The Strawman case marked the end of the Mob’s sway over life in the Heart of America. When Nick Civella died in 1983, so too did the loyalty and complicity of what was left of the Machine. With the other top guys in prison, there was no one left on the street with the type of chemistry, clout and connections to continue things as they had been before.
But the Mob dies hard, and activity continued. Gangland slayings continued into the mid-1980’s and an FBI affidavit mentions new members being made into the family in 1987. Willy the Rat and Tony Ripe avoided war largely by being in and out of prison at alternating times. The 73 year-old Cammisano was released from an extortion stint resulting from the River Quay just before Tony went away on gambling charges in 1984. Willy’s son William Jr. served as his father’s right hand and involved himself in construction rackets. He went to prison in 1989 just as Tony Civella came out to share power with the elder Cammisano for a few short years before going to prison yet again in 1992 for a conspiracy to divert more than a million dollars worth of pharmaceuticals onto the gray market.
Carl "Cork" Civella and William Cammisano, Sr. died within three months of each other in late 1994 and early 1995. Cork, who was still imprisoned from Strawman, succumbed to complications from pneumonia at the age of 84. Cammisano died from lung cancer at the age of 80.

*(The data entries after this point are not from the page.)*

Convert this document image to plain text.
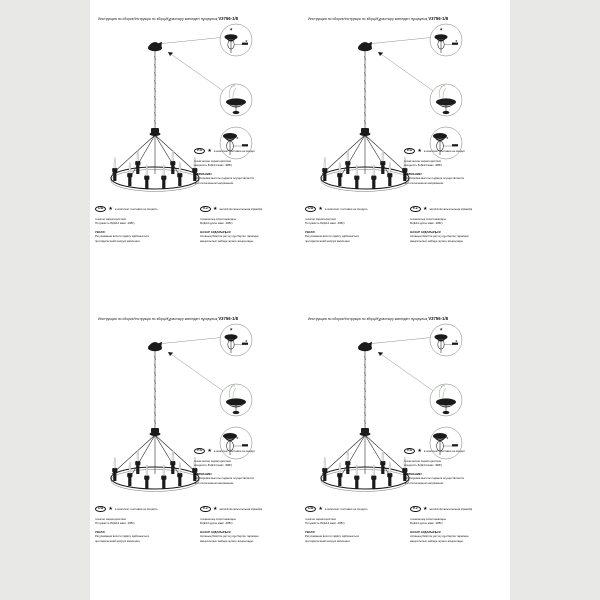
Инструкция по сборке/Інструкція по збірці/Құрастыру жөніндегі нұсқаулық V3756-1/8
★
★
★
RU	★ в комплект поставки не входит
технические характеристики
мощность 8х(Е14 макс. 40Вт)
ВНИМАНИЕ!
Регулировка высоты подвеса осуществляется
при отключенном напряжении.
UA	★ в комплект поставки не входить
технічні характеристики
Потужність 8х(Е14 макс. 40Вт)
УВАГА!
Регулювання висоти підвісу здійснюється
при відключеній напрузі живлення.
KZ	★ жеткізілім жиынтығына кірмейді
техникалық сипаттамалары
8х(Е14 қуаты макс. 40Вт)
НАЗАР АУДАРЫҢЫЗ!
Аспаның биіктігін реттеу кұн бергіш тарапқан
ажыратылып кейінде жүзеге асырылады.
Инструкция по сборке/Інструкція по збірці/Құрастыру жөніндегі нұсқаулық V3756-1/8
★
★
★
RU	★ в комплект поставки не входит
технические характеристики
мощность 8х(Е14 макс. 40Вт)
ВНИМАНИЕ!
Регулировка высоты подвеса осуществляется
при отключенном напряжении.
UA	★ в комплект поставки не входить
технічні характеристики
Потужність 8х(Е14 макс. 40Вт)
УВАГА!
Регулювання висоти підвісу здійснюється
при відключеній напрузі живлення.
KZ	★ жеткізілім жиынтығына кірмейді
техникалық сипаттамалары
8х(Е14 қуаты макс. 40Вт)
НАЗАР АУДАРЫҢЫЗ!
Аспаның биіктігін реттеу кұн бергіш тарапқан
ажыратылып кейінде жүзеге асырылады.
Инструкция по сборке/Інструкція по збірці/Құрастыру жөніндегі нұсқаулық V3756-1/8
★
★
★
RU	★ в комплект поставки не входит
технические характеристики
мощность 8х(Е14 макс. 40Вт)
ВНИМАНИЕ!
Регулировка высоты подвеса осуществляется
при отключенном напряжении.
UA	★ в комплект поставки не входить
технічні характеристики
Потужність 8х(Е14 макс. 40Вт)
УВАГА!
Регулювання висоти підвісу здійснюється
при відключеній напрузі живлення.
KZ	★ жеткізілім жиынтығына кірмейді
техникалық сипаттамалары
8х(Е14 қуаты макс. 40Вт)
НАЗАР АУДАРЫҢЫЗ!
Аспаның биіктігін реттеу кұн бергіш тарапқан
ажыратылып кейінде жүзеге асырылады.
Инструкция по сборке/Інструкція по збірці/Құрастыру жөніндегі нұсқаулық V3756-1/8
★
★
★
RU	★ в комплект поставки не входит
технические характеристики
мощность 8х(Е14 макс. 40Вт)
ВНИМАНИЕ!
Регулировка высоты подвеса осуществляется
при отключенном напряжении.
UA	★ в комплект поставки не входить
технічні характеристики
Потужність 8х(Е14 макс. 40Вт)
УВАГА!
Регулювання висоти підвісу здійснюється
при відключеній напрузі живлення.
KZ	★ жеткізілім жиынтығына кірмейді
техникалық сипаттамалары
8х(Е14 қуаты макс. 40Вт)
НАЗАР АУДАРЫҢЫЗ!
Аспаның биіктігін реттеу кұн бергіш тарапқан
ажыратылып кейінде жүзеге асырылады.
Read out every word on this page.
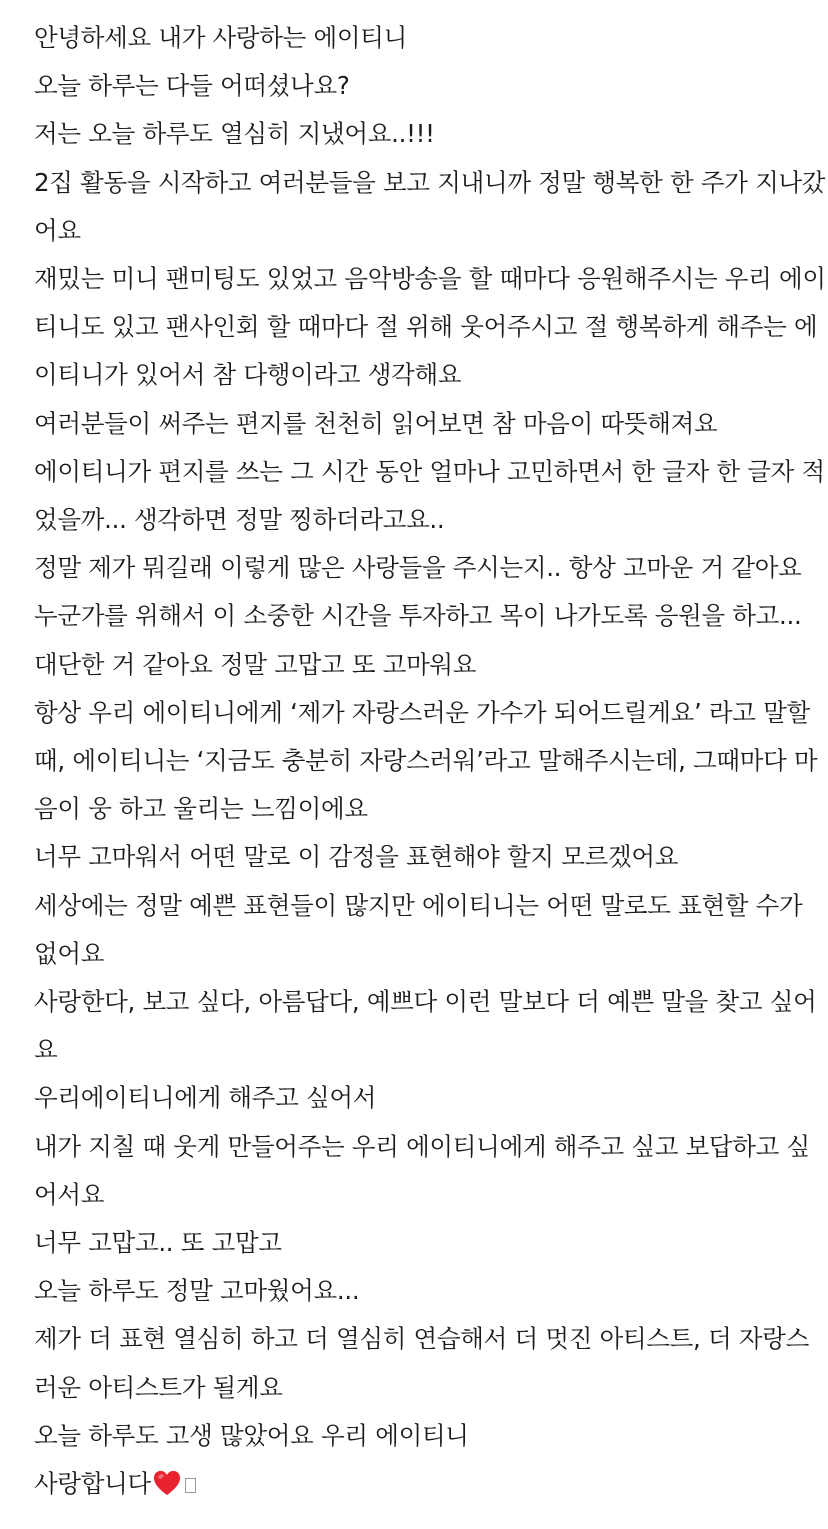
안녕하세요 내가 사랑하는 에이티니
오늘 하루는 다들 어떠셨나요?
저는 오늘 하루도 열심히 지냈어요..!!!
2집 활동을 시작하고 여러분들을 보고 지내니까 정말 행복한 한 주가 지나갔
어요
재밌는 미니 팬미팅도 있었고 음악방송을 할 때마다 응원해주시는 우리 에이
티니도 있고 팬사인회 할 때마다 절 위해 웃어주시고 절 행복하게 해주는 에
이티니가 있어서 참 다행이라고 생각해요
여러분들이 써주는 편지를 천천히 읽어보면 참 마음이 따뜻해져요
에이티니가 편지를 쓰는 그 시간 동안 얼마나 고민하면서 한 글자 한 글자 적
었을까... 생각하면 정말 찡하더라고요..
정말 제가 뭐길래 이렇게 많은 사랑들을 주시는지.. 항상 고마운 거 같아요
누군가를 위해서 이 소중한 시간을 투자하고 목이 나가도록 응원을 하고...
대단한 거 같아요 정말 고맙고 또 고마워요
항상 우리 에이티니에게 ‘제가 자랑스러운 가수가 되어드릴게요’ 라고 말할
때, 에이티니는 ‘지금도 충분히 자랑스러워’라고 말해주시는데, 그때마다 마
음이 웅 하고 울리는 느낌이에요
너무 고마워서 어떤 말로 이 감정을 표현해야 할지 모르겠어요
세상에는 정말 예쁜 표현들이 많지만 에이티니는 어떤 말로도 표현할 수가
없어요
사랑한다, 보고 싶다, 아름답다, 예쁘다 이런 말보다 더 예쁜 말을 찾고 싶어
요
우리에이티니에게 해주고 싶어서
내가 지칠 때 웃게 만들어주는 우리 에이티니에게 해주고 싶고 보답하고 싶
어서요
너무 고맙고.. 또 고맙고
오늘 하루도 정말 고마웠어요...
제가 더 표현 열심히 하고 더 열심히 연습해서 더 멋진 아티스트, 더 자랑스
러운 아티스트가 될게요
오늘 하루도 고생 많았어요 우리 에이티니
사랑합니다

Willie Cammisano, Jr. was now the highest ranking man on the street but only until Tony Ripe was released the following year. Willie and Tony soon found themselves added to Nevada’s Black Book in the winter of 1997, one hundred years after the word "Mafia" first appeared in the Kansas City Star.
In 1998 Carl DeLuna was paroled after twelve years in federal prison. In Casino the movie, Martin Scorcese portrayed Carl DeLuna as Artie Piscano, a bumbling, doughboy of a wiseguy who never even went to trial because he dropped dead of a heart attack during a raid. In truth, Carl DeLuna is the only one of the defendants depicted in the movie who is still alive today. Fellow old-timer James Duardi, who was a suspect in the Binaggio/Gargotta hit in 1950, also lives on at the age of 87.
After years of emotional turmoil and frustration with the Witness Protection Program, Freddie Bonadonna took his life with his own hand in the spring of 2002.
Violence has continued to plague the Cammisano family into the 21st Century; One of Willy’s nephews was gunned down in his yard in 2001 and another inside his home in 2007. Both crimes remain unsolved.
On February 14, 2006, Anthony "Tony Ripe" Civella died at the age of 75 while on a golfing vacation in Phoenix, AZ. It is tempting to use his passing as a conclusion to the KC story. Then again, a curious mind can’t help but wonder about a teasing remark in Civella’s Star obituary: "Although he only fathered five children, Tony became a beloved father figure to many, many others."